DISQUS

Catskill Cottage Seed: Cleansing the Doors

  • Jeb Dickerson · 9 months ago
    Hey Richard,
    Will you be offering some sort of degree at some point? You've made me think harder than I ever did in college (my Poli Sci major, quite frankly, did not prepare me for you).

    I'm anxious to update the resume...BA in Politics and Society, MA in Jungian Theory ala @ccseed (the Honors track).

    I'd also like a sequel to that dream. You've reeled me in...

    Cheers!

    <abbr>Jeb Dickerson´s last blog post..How did this happen?</abbr>
  • Richard Reeve · 9 months ago
    Too funny Jeb,
    But glad your finding your frame challenged. The paper I'd issue, along with a couple of bucks will get you a coffee, and perhaps it would be useful in wiping the crumbs from your chin....

    If there's a takeaway to what's presented above, it's that the archetypal is not simply an extension of me. I do not identify with the figures. When the woman appeared, I was arrested on the spot by her presence and it all just unfolded around me. But it wasn't me...
  • Matt Searles · 9 months ago
    Wow, what a refreshing post.. sometimes I feel like 90% of the posts I read are all saying "cling to your ideas, it's the only thing that can save you from an encounter with reality," or perhaps the idea is to cling to they're ideas?

    I'm in the middle of a strange psychic experience... feeling like I'm being called to disintegrate, which is a little scary.. the last time I felt this it was the preamble to a numinous experience.

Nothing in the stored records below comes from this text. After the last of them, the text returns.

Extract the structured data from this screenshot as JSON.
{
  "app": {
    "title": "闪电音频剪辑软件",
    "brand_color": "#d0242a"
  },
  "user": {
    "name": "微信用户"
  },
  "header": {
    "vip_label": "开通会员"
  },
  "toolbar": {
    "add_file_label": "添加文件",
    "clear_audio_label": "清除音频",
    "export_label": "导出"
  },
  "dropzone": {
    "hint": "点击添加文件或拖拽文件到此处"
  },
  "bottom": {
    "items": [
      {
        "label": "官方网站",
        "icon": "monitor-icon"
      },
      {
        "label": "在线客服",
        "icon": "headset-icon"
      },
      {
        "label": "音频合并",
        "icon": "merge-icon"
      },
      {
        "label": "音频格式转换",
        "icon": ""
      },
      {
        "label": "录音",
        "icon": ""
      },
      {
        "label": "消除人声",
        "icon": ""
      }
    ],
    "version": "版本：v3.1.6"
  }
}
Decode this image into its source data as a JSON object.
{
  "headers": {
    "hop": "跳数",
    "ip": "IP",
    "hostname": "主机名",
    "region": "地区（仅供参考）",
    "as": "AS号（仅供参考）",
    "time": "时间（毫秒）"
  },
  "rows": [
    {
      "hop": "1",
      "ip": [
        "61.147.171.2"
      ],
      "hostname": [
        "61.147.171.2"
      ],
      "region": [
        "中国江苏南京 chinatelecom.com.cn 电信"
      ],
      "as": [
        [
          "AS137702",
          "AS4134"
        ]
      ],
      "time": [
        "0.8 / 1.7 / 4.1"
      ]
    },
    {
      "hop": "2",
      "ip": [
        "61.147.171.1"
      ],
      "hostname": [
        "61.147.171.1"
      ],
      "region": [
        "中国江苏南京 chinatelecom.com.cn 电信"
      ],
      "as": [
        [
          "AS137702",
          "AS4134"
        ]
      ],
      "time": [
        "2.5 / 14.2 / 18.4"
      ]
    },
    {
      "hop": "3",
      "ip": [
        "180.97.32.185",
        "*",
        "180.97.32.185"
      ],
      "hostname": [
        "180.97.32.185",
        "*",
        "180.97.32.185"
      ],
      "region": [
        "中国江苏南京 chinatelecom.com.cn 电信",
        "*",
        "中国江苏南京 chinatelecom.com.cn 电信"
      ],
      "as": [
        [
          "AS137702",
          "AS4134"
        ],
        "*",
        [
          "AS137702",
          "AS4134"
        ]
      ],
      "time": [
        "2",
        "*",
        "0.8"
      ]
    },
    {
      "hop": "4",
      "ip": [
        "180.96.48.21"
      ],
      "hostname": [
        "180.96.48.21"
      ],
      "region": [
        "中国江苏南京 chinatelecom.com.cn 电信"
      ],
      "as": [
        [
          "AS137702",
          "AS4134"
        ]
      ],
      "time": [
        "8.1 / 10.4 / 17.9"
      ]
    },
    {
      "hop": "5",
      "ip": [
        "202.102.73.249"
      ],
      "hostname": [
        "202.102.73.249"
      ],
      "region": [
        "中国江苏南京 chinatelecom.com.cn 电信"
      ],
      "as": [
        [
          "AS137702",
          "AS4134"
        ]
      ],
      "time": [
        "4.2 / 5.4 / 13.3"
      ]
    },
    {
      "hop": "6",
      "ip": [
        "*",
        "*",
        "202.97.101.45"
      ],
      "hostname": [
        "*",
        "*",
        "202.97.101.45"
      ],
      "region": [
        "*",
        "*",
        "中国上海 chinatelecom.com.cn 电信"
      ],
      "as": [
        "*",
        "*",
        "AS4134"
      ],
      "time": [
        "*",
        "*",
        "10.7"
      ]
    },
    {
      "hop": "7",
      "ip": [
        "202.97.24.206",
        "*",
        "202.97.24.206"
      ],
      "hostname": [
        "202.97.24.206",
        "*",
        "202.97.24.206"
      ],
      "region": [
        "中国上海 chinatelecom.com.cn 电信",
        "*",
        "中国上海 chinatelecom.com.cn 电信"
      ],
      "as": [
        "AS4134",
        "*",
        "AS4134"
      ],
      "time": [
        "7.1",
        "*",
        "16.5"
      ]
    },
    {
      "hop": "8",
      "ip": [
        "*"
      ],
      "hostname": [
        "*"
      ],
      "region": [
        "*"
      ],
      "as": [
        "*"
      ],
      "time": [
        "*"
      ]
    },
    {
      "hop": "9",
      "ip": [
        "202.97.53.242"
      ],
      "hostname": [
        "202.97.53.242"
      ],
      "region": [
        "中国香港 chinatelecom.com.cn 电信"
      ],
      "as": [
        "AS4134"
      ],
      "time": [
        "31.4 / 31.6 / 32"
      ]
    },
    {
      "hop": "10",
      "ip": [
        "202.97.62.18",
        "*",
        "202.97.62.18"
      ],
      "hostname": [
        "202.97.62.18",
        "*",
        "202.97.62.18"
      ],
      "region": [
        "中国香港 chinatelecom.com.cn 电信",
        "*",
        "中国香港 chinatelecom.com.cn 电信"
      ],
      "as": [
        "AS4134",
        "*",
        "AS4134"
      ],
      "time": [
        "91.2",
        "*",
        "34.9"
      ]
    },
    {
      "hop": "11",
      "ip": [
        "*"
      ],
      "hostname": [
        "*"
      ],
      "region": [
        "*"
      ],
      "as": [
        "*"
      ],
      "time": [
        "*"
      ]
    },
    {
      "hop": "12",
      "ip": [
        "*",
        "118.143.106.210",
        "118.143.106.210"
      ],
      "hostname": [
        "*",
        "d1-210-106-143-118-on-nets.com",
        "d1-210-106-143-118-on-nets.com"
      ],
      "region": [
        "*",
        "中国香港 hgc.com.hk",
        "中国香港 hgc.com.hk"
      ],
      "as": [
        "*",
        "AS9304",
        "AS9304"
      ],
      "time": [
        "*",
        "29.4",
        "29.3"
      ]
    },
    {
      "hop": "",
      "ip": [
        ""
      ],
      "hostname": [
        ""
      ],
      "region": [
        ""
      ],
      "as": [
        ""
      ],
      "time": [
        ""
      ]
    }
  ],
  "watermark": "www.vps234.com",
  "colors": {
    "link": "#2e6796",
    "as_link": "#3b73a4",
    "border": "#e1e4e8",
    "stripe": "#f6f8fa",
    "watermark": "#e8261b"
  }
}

    The disintegration is.. well its like "who are you" and you have your little stories that make up you're identity.. a useful fiction.. all these things holding us in place.. and when that falls apart.. the figures start speaking. Of course the trouble is.. the various dangers of the unconscious.

    You know I wonder.. I know in art school they didn't teach you about relationship to the muse. I visited the school last night actually, for a sorta social media meet up group.. with a very good presenter.. anyway.. where they normally put up signs for gallery shows.. there was graffiti saying "dream bigger" and I thought.. "Hell yeah."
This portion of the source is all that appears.